Kerusakan hutan dan lahan di Kalimantan Tengah sangat parah dan berdasarkan data Badan Lingkungan Hidup (BLH) Kalteng tahun 2009, kerusakan hutan mencapai 9,5 juta hektare. Menurut Sidik Usop, angka itu lebih tinggi dari data tahun 2006 dimana kerusakan hutan mencapai 7,27 hektare, tingginya kerusakan itu tidak diimbangi dengan kemampuan merehabilitasi.

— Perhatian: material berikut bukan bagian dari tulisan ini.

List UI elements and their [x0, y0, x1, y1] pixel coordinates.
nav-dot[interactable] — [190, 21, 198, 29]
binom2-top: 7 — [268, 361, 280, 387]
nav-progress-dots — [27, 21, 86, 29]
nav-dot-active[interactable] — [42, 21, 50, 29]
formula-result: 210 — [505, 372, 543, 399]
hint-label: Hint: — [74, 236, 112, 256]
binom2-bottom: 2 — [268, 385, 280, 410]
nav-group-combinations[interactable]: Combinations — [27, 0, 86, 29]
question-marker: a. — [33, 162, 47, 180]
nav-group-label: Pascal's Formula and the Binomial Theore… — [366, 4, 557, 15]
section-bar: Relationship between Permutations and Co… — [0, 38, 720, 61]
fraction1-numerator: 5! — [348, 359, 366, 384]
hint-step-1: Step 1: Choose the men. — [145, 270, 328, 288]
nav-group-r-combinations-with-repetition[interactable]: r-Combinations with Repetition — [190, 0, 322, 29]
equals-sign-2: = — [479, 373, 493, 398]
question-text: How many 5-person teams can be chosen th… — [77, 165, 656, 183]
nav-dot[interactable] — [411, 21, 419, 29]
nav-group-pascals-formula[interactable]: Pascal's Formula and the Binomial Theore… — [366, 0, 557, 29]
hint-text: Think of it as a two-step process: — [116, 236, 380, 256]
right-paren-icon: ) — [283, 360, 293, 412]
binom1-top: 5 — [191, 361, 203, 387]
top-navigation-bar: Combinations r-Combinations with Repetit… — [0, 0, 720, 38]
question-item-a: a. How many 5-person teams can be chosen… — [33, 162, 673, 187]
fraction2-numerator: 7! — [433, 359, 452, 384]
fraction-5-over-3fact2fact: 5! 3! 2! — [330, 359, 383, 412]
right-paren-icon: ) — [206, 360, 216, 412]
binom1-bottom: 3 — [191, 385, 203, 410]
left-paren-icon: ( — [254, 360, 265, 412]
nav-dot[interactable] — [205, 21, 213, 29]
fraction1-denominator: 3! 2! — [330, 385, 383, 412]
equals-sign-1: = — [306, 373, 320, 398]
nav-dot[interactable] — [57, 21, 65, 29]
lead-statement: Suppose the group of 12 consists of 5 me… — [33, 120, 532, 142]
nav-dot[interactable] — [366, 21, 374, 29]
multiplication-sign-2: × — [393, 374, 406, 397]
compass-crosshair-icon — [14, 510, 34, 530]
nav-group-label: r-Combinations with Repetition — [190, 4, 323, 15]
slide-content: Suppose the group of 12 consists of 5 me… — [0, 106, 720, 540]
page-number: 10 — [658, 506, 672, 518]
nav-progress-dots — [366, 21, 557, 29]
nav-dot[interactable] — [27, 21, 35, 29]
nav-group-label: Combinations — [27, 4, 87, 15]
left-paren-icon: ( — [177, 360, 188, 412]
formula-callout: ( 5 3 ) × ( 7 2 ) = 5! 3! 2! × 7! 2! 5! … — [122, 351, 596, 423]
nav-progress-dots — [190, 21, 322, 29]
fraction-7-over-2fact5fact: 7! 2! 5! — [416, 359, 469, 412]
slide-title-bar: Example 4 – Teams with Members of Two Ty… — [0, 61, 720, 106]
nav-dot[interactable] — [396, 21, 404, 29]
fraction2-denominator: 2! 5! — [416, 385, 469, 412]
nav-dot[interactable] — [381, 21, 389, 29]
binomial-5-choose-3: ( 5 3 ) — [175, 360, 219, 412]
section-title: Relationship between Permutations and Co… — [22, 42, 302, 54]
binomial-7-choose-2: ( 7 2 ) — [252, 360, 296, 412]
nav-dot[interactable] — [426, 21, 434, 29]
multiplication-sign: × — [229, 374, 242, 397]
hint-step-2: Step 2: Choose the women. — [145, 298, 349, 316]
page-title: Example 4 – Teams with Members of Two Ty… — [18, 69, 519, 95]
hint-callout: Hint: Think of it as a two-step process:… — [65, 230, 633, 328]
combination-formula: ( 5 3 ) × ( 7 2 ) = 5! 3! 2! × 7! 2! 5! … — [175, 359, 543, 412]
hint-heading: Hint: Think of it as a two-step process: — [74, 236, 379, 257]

Kemampuan untuk merehabilitasi hutan dalan satu tahun hanya rata-rata 50 ribu hektare baik rehabilitasi melalui Dana Alokasi Khusus (DAK) dan Dana Reboisasi (DR) maupun melalui Gerakan Nasional Rehabilitasi Hutan dan Lahan (GERHAN). Dampak penurunan kualitas lingkungan seperti itu akibat tidak seimbangnya pengelolaan lingkungan yang mengabaikan model pembangunan berkelanjutan. Baik keberlanjutan secara ekonomi, lingkungan dan sosial budaya.
Kerusakan hutan juga karena adanya konflik antara pengusaha atau investor dengan masyarakat selama dan hal itu disebabkan cara pandang yagn melihat investasi sebagai fungsi ekonomi untuk memperbesar pendapatan daerah dan belum secara serius untuk menyelaraskan dengan kelestarian lingkungan dan kesejahteraan masyarakat. Dikatakan, pengelolaan hutan berbasis masyarakat saat ini menjadi suatu pilihan yang paling rasional dalam pengelolaan hutan pada era desentraliasi dan otonomi daerah.
Pada masa yang akan datang, pengelolaan hutan tidak dapat lagi bersandar pada pengelolaan negara dan berbasis hanya pada modal besar. Hak-hak masyarakat lokal dan pengelolaan sumber daya alam sudah saatnya diakui, demikian pula pengetahuan tradisional masyarakat mestinya menjadi pilihan bagi pengelola hutan. Kearifan tradisional masyarakat diberbagai tempat telah terbukti dapat melestarikan sumber daya hutan.
"Dari sisi beban pemerintah, pengelolaan hutan skala kecil dan partisipasi ini adalah pilihan yang paling rasional dalam melakukan rehabilitasi dan mencegah meluasnya kerusakan hutan," katanya.